Olha com os olhos, dizia Syrio, escuta com os ouvidos.

Um dia, uma louca desatou a gritar para eles da beira da estrada.

– Doidos! Eles matam vocês, doidos! – era magra como um espantalho, com olhos vazios e pés ensanguentados.

Na manhã seguinte, um mercador de rosto liso montado numa égua cinzenta parou ao lado de Yoren e ofereceu-se para comprar as carroças e tudo o que continham por um quarto do seu valor.

– É a guerra, eles levam o que quiserem, seria melhor se vendesse para mim, meu amigo.

Yoren lhe deu as costas com um giro dos ombros encurvados, e cuspiu.

Arya reparou na primeira sepultura nesse mesmo dia; um pequeno monte ao lado da estrada, escavado para uma criança. Um cristal tinha sido depositado na terra fofa, e Lommy insistiu para ficar com ele, até que o Touro lhe disse que faria melhor em deixar os mortos em paz.

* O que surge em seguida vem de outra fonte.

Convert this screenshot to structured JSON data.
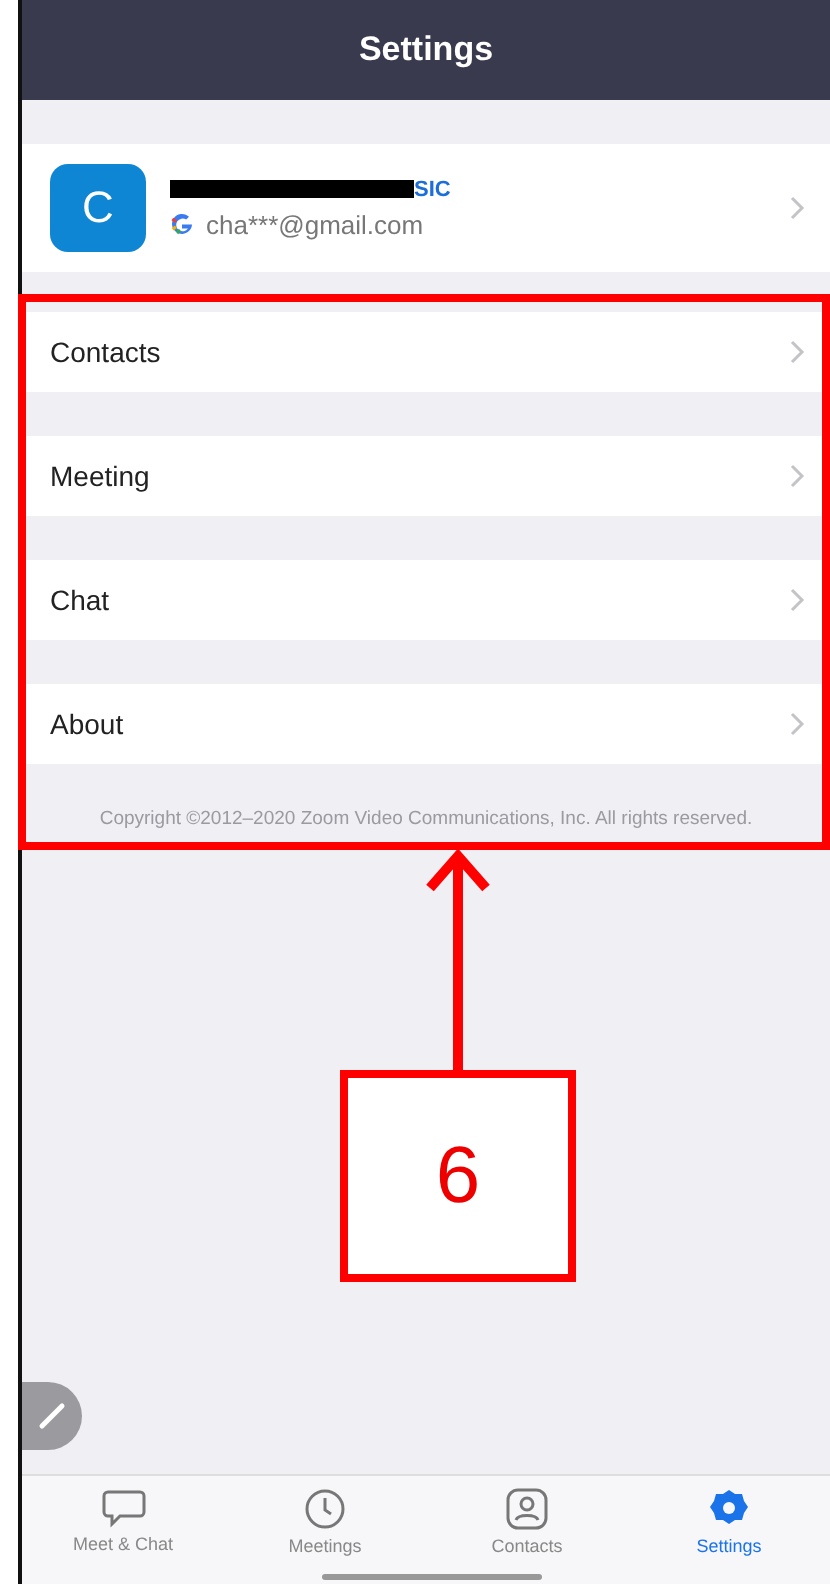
{
  "header": {
    "title": "Settings"
  },
  "profile": {
    "initial": "C",
    "badge": "SIC",
    "email": "cha***@gmail.com"
  },
  "menu": [
    {
      "label": "Contacts"
    },
    {
      "label": "Meeting"
    },
    {
      "label": "Chat"
    },
    {
      "label": "About"
    }
  ],
  "copyright": "Copyright ©2012–2020 Zoom Video Communications, Inc. All rights reserved.",
  "tabs": [
    {
      "label": "Meet & Chat",
      "kind": "chat",
      "selected": false
    },
    {
      "label": "Meetings",
      "kind": "clock",
      "selected": false
    },
    {
      "label": "Contacts",
      "kind": "contact",
      "selected": false
    },
    {
      "label": "Settings",
      "kind": "gear",
      "selected": true
    }
  ],
  "annotation": {
    "label": "6"
  }
}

Algumas léguas mais à frente, Praed apontou para mais sepulturas, uma fileira inteira recém-cavada. Depois disso, quase não se passou um dia sem verem outras.

Certa vez, Arya acordou no escuro, assustada por algo que não conseguia definir. No alto, a Espada Vermelha dividia o céu com meio milhar de estrelas. A noite lhe parecia estranhamente silenciosa, embora conseguisse ouvir os roncos resmungados de Yoren, o crepitar do fogo e até os movimentos abafados dos burros. Mas, de algum modo, sentia-se como se o mundo inteiro estivesse segurando a respiração, e o silêncio a fazia tremer. Voltou ao sono agarrada à Agulha.

Ao chegar a manhã, quando Praed não acordou, Arya compreendeu que aquilo de que sentira falta tinha sido a tosse do homem. Então, cavaram eles mesmos a sepultura de Praed, enterrando o mercenário no local onde dormira. Yoren despiu-o das coisas de valor que possuía antes de jogarem terra sobre ele. Um homem ficou com suas botas, outro, com o punhal. A cota de malha e o elmo foram distribuídos. A espada longa foi entregue por Yoren a Touro.

– Pode ser que braços como os seus aprendam a usar isso – disse-lhe.